Mercedes-Benz ha richiamato in Germania 11mila Sprinter. Una campagna "importante", considerando che si tratta di un veicolo commerciale e che riguarda un solo Paese, anche se di fatto è il mercato domestico dei mezzi con la Stella. La coincidenza temporale e, soprattutto, la motivazione con cui è stato spiegato il richiamo hanno suscitato grande interesse. E, almeno per qualche ora, anche preoccupazione.

PROBLEMI CON LE REVISIONI

Le perplessità sono nate dal fatto che gli Sprinter dovevano tornare nelle officine per un aggiornamento del software con il quale le apparecchiature di controllo di TÜV e Dekra non riuscivano a "dialogare" in occasione delle revisioni. Nella lettera con la quale Mercedes invitava i proprietari a recarsi presso i centri specializzati si parlava di un richiamo necessario per eliminare possibili inconvenienti con gli organismi di controllo legati agli strumenti di misurazione delle emissioni. Quella che in giugno era sembrata una frase piuttosto "burocratica", qualche giorno fa, quando la notizia si è diffusa, ha fatto temere un possibile coinvolgimento dei Daimler nel #dieselgate.

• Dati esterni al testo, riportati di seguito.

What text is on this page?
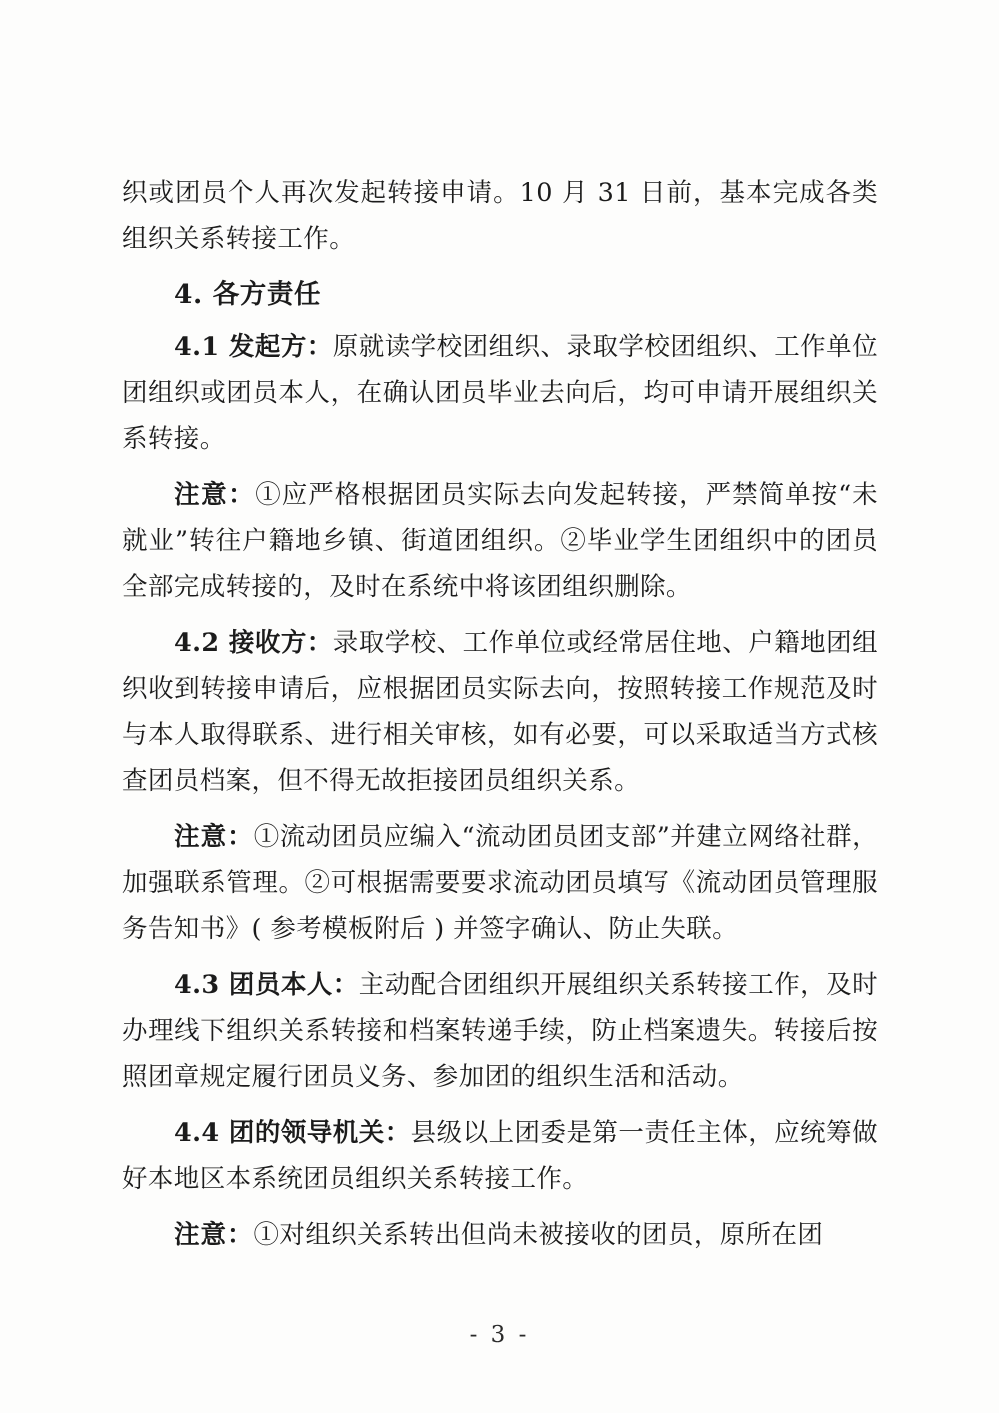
织或团员个人再次发起转接申请。10 月 31 日前，基本完成各类组织关系转接工作。

4. 各方责任

4.1 发起方：原就读学校团组织、录取学校团组织、工作单位团组织或团员本人，在确认团员毕业去向后，均可申请开展组织关系转接。

注意：①应严格根据团员实际去向发起转接，严禁简单按“未就业”转往户籍地乡镇、街道团组织。②毕业学生团组织中的团员全部完成转接的，及时在系统中将该团组织删除。

4.2 接收方：录取学校、工作单位或经常居住地、户籍地团组织收到转接申请后，应根据团员实际去向，按照转接工作规范及时与本人取得联系、进行相关审核，如有必要，可以采取适当方式核查团员档案，但不得无故拒接团员组织关系。

注意：①流动团员应编入“流动团员团支部”并建立网络社群，加强联系管理。②可根据需要要求流动团员填写《流动团员管理服务告知书》( 参考模板附后 ) 并签字确认、防止失联。

4.3 团员本人：主动配合团组织开展组织关系转接工作，及时办理线下组织关系转接和档案转递手续，防止档案遗失。转接后按照团章规定履行团员义务、参加团的组织生活和活动。

4.4 团的领导机关：县级以上团委是第一责任主体，应统筹做好本地区本系统团员组织关系转接工作。

注意：①对组织关系转出但尚未被接收的团员，原所在团

- 3 -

MODELLI FABBRICATI NEL 2013

Alla rivista "Welt am Sonntag", il responsabile dei Van di Mercedes-Benz, Volker Mornhinweg, ha chiarito che il contenuto della lettera oggi rischia di essere "altamente fuorviante" e che i clienti potrebbero interpretarne in modo errato il contenuto. I modelli interessati sono stati prodotti nel 2013, ma il richiamo non ha niente a che vedere con lo scandalo sulle emissioni aggiustate. Tuttavia, secondo la rivista Stern, Daimler avrebbe schierato la propria divisione legale per impedire la pubblicazione della lettera "incriminata", che "Welt" aveva reso disponibile sul proprio sito internet ma che è poi scomparsa. Su circa 6mila degli Sprinter coinvolti, il problema è già stato risolto.